Industry experts predict medical tourism in Asia will grow at a rate of 15 to 20 percent a year, mainly due to the emergence of nouveaux riches in the region. "Asian medical tourism ... seems to be increasing as affluence and mobility increase in Asia," said David Vequist, head of the Center for Medical Tourism Research at the University of the Incarnate Word in Texas.
"Consumer choice is a powerful force now in healthcare and is impacted by ageing and increasingly heavier, sicker, and more needy populations in Asia." Medscape News web site has forecast medical tourism in Asia could generate $4.4 billion by 2012.
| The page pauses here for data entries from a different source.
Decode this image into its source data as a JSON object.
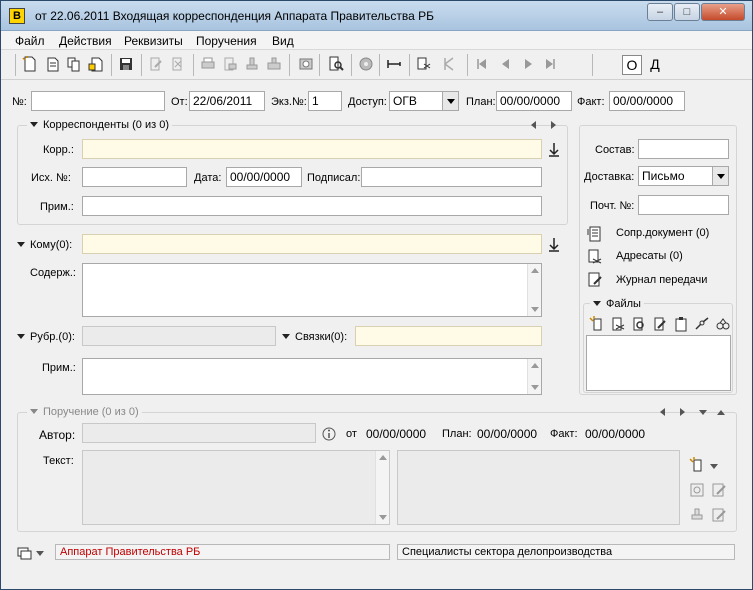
{
  "window": {
    "app_icon_letter": "B",
    "title": "от 22.06.2011 Входящая корреспонденция Аппарата Правительства РБ",
    "minimize_glyph": "–",
    "maximize_glyph": "□",
    "close_glyph": "✕"
  },
  "menu": {
    "items": [
      "Файл",
      "Действия",
      "Реквизиты",
      "Поручения",
      "Вид"
    ]
  },
  "toolbar": {
    "o_label": "О",
    "d_label": "Д"
  },
  "header": {
    "num_label": "№:",
    "num_value": "",
    "date_label": "От:",
    "date_value": "22/06/2011",
    "copy_label": "Экз.№:",
    "copy_value": "1",
    "access_label": "Доступ:",
    "access_value": "ОГВ",
    "plan_label": "План:",
    "plan_value": "00/00/0000",
    "fact_label": "Факт:",
    "fact_value": "00/00/0000"
  },
  "correspondents": {
    "title": "Корреспонденты (0 из 0)",
    "corr_label": "Корр.:",
    "corr_value": "",
    "out_num_label": "Исх. №:",
    "out_num_value": "",
    "date_label": "Дата:",
    "date_value": "00/00/0000",
    "signed_label": "Подписал:",
    "signed_value": "",
    "note_label": "Прим.:",
    "note_value": ""
  },
  "main": {
    "to_label": "Кому(0):",
    "to_value": "",
    "content_label": "Содерж.:",
    "content_value": "",
    "rubric_label": "Рубр.(0):",
    "rubric_value": "",
    "links_label": "Связки(0):",
    "links_value": "",
    "note_label": "Прим.:",
    "note_value": ""
  },
  "right_panel": {
    "composition_label": "Состав:",
    "composition_value": "",
    "delivery_label": "Доставка:",
    "delivery_value": "Письмо",
    "post_num_label": "Почт. №:",
    "post_num_value": "",
    "accompanying_doc": "Сопр.документ (0)",
    "addressees": "Адресаты (0)",
    "transfer_log": "Журнал передачи",
    "files_title": "Файлы"
  },
  "assignment": {
    "title": "Поручение (0 из 0)",
    "author_label": "Автор:",
    "author_value": "",
    "from_label": "от",
    "from_value": "00/00/0000",
    "plan_label": "План:",
    "plan_value": "00/00/0000",
    "fact_label": "Факт:",
    "fact_value": "00/00/0000",
    "text_label": "Текст:",
    "text_value": ""
  },
  "status": {
    "org": "Аппарат Правительства РБ",
    "dept": "Специалисты сектора делопроизводства",
    "org_color": "#c00000"
  }
}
The United States provides the most patients, as Americans travel abroad to avert the astronomical costs of having private treatment at home. Typically, Americans can save 40-50 percent. But there is a new patient on the operating table, and he or she is Chinese. Many of these patients are willing to spend what it takes to fix their problem.
"No matter how expensive it is, I will go for it," says Liu Xiao-yang, 34, of Shanghai, after having double-eyelid surgery, a facelift and corrective jaw surgery in Seoul. The rise of an affluent class in China, and an infatuation with so-called Hallyu, or Korean Wave, culture from pop music to drama have spurred a sharp growth in South Korean medical tourism, mainly in the field of cosmetic surgery.
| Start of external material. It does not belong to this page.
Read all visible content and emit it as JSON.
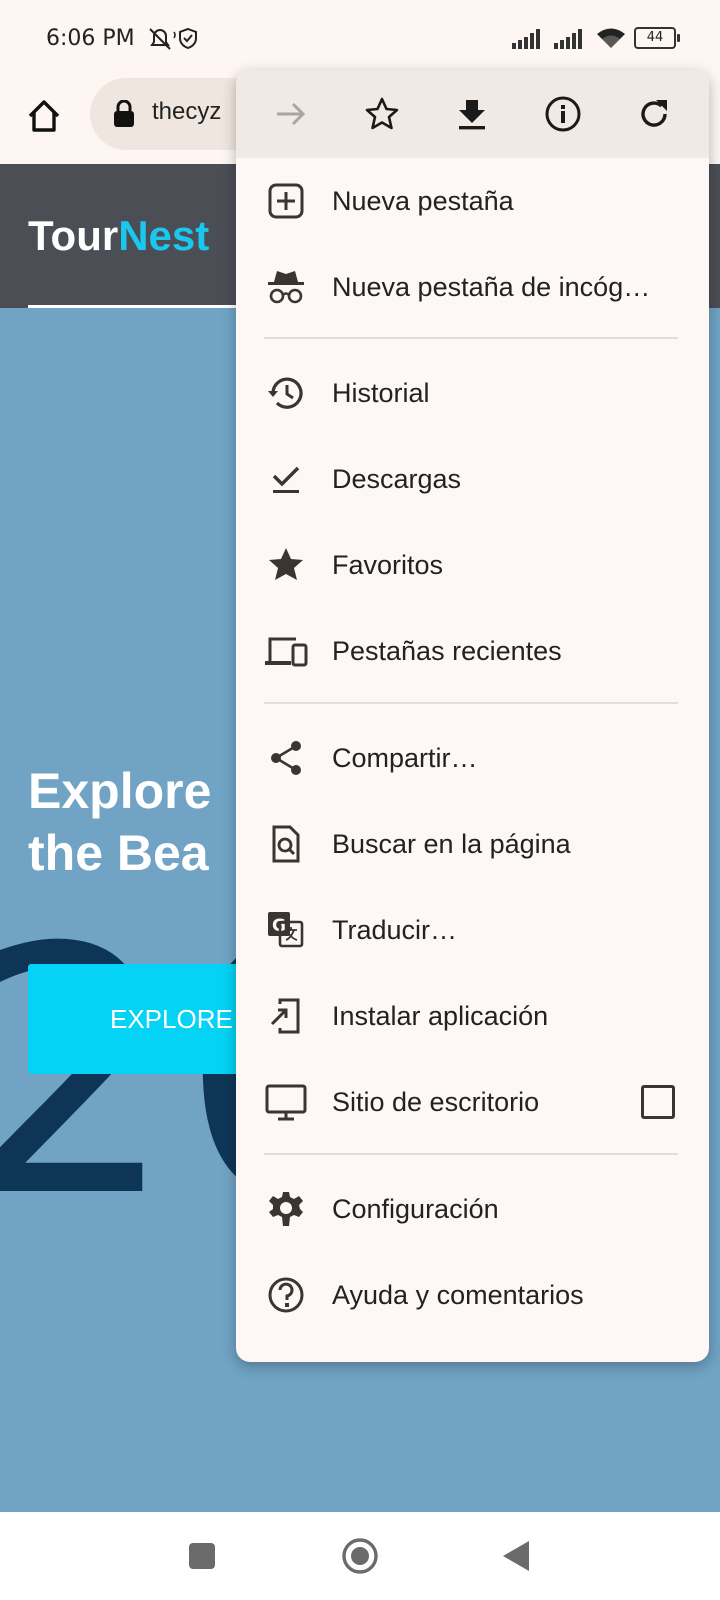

South Korea may be one of the fastest growing medical tourism destinations, but for now it lags far behind trailblazers Thailand, Singapore, India, Malaysia and even the Philippines.
They all have their own distinctive marketing strategies in an attempt to woo clients, as well as areas of specialisation. Thailand and India, Asia's leading destinations, specialise in orthopaedic and cardiac surgery.
India's government says its medical services are cheaper than those in southeast Asia, and identifies its English-speaking doctors as providing a "major comfort factor". It has even introduced a special visa category to cater for the growing number of medical tourists.
Thailand sells itself as dual purpose destination where medical treatment can be combined with a cheap recuperative holiday. Bangkok was this year identified by TripIndex as the best value global city for U.S. travellers.